Independentemente dos significados
que cada um de nós atribui a este momento do calendário litúrgico, nomeadamente
católico, mas não só, talvez seja útil começar por ter em conta um elemento de
análise essencial: o fundo cultural e o acervo de património de que os europeus
são hoje herdeiros é definitiva e profundamente tributário da matriz judaico-cristã.
Tal como sucede com o quadro essencial de valores morais.
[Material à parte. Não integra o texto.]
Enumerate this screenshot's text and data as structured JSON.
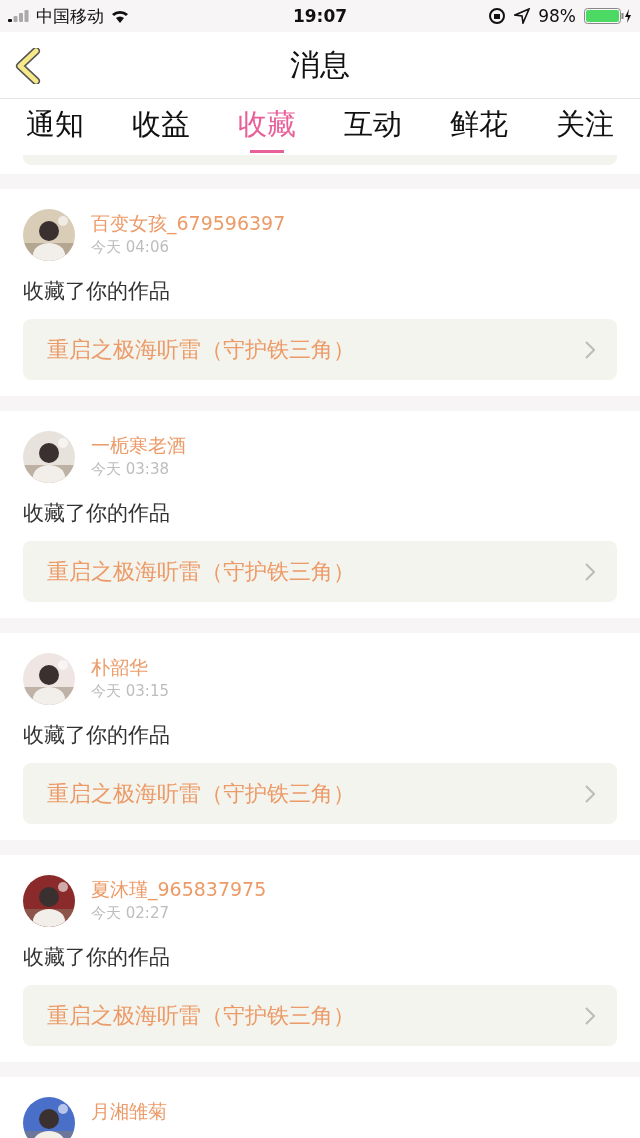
{
  "status_bar": {
    "carrier": "中国移动",
    "time": "19:07",
    "battery": "98%"
  },
  "header": {
    "title": "消息"
  },
  "tabs": [
    {
      "label": "通知",
      "selected": false
    },
    {
      "label": "收益",
      "selected": false
    },
    {
      "label": "收藏",
      "selected": true
    },
    {
      "label": "互动",
      "selected": false
    },
    {
      "label": "鲜花",
      "selected": false
    },
    {
      "label": "关注",
      "selected": false
    }
  ],
  "messages": [
    {
      "user": "百变女孩_679596397",
      "time": "今天 04:06",
      "action": "收藏了你的作品",
      "work": "重启之极海听雷（守护铁三角）"
    },
    {
      "user": "一栀寒老酒",
      "time": "今天 03:38",
      "action": "收藏了你的作品",
      "work": "重启之极海听雷（守护铁三角）"
    },
    {
      "user": "朴韶华",
      "time": "今天 03:15",
      "action": "收藏了你的作品",
      "work": "重启之极海听雷（守护铁三角）"
    },
    {
      "user": "夏沐瑾_965837975",
      "time": "今天 02:27",
      "action": "收藏了你的作品",
      "work": "重启之极海听雷（守护铁三角）"
    },
    {
      "user": "月湘雏菊"
    }
  ]
}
Para muitos, certamente a maioria
– de crentes, seguramente, mas também de não crentes, e ainda dos indiferentes –,
a efeméride que celebram está sem dúvida associada à narrativa da Paixão,
portanto associada ao sofrimento, ao sacrifício e, por fim, à redenção, isto é,
o ciclo centrado na figura de Jesus Cristo, segundo os quatro evangelistas
(Mateus, Marcos, Lucas e João), aliás fonte inesgotável de criação artística e
de espiritualidade.
Do ponto de vista simbólico,
tendo, porém, a considerar a Páscoa numa dimensão bem anterior, preferindo evocar
o próprio momento bíblico original cuja celebração os evangelistas escolheram
para situar a Paixão (recordemos: Jesus e os seus companheiros foram a Jerusalém
para celebrar a Páscoa).
Refiro-me à fuga dos hebreus do
Egipto, momento épico e heróico colectivo que põe fim a quatro séculos de servidão
e escravidão, segundo a narrativa bíblica (Livro do Êxodo), não só pela exaltante
gesta libertadora que representa, mas pela profunda actualidade que nele
encontro há muitos anos.
Ocorre-me falar disso também a
propósito das dramáticas contradições históricas e de a circunstância de Israel
manter, há quase 75 anos, sob inaceitável submissão e agressão o povo
palestiniano e de o seu Governo teimar numa política de ocupação e violência –
e de expansão dos colonatos – a que urge pôr termo.
Custa-me crer que não tenha aprendido
nada, nem com o Êxodo, nem com a segregação, nem com as perseguições, nem com
as mortes de milhões de judeus ao longo da História.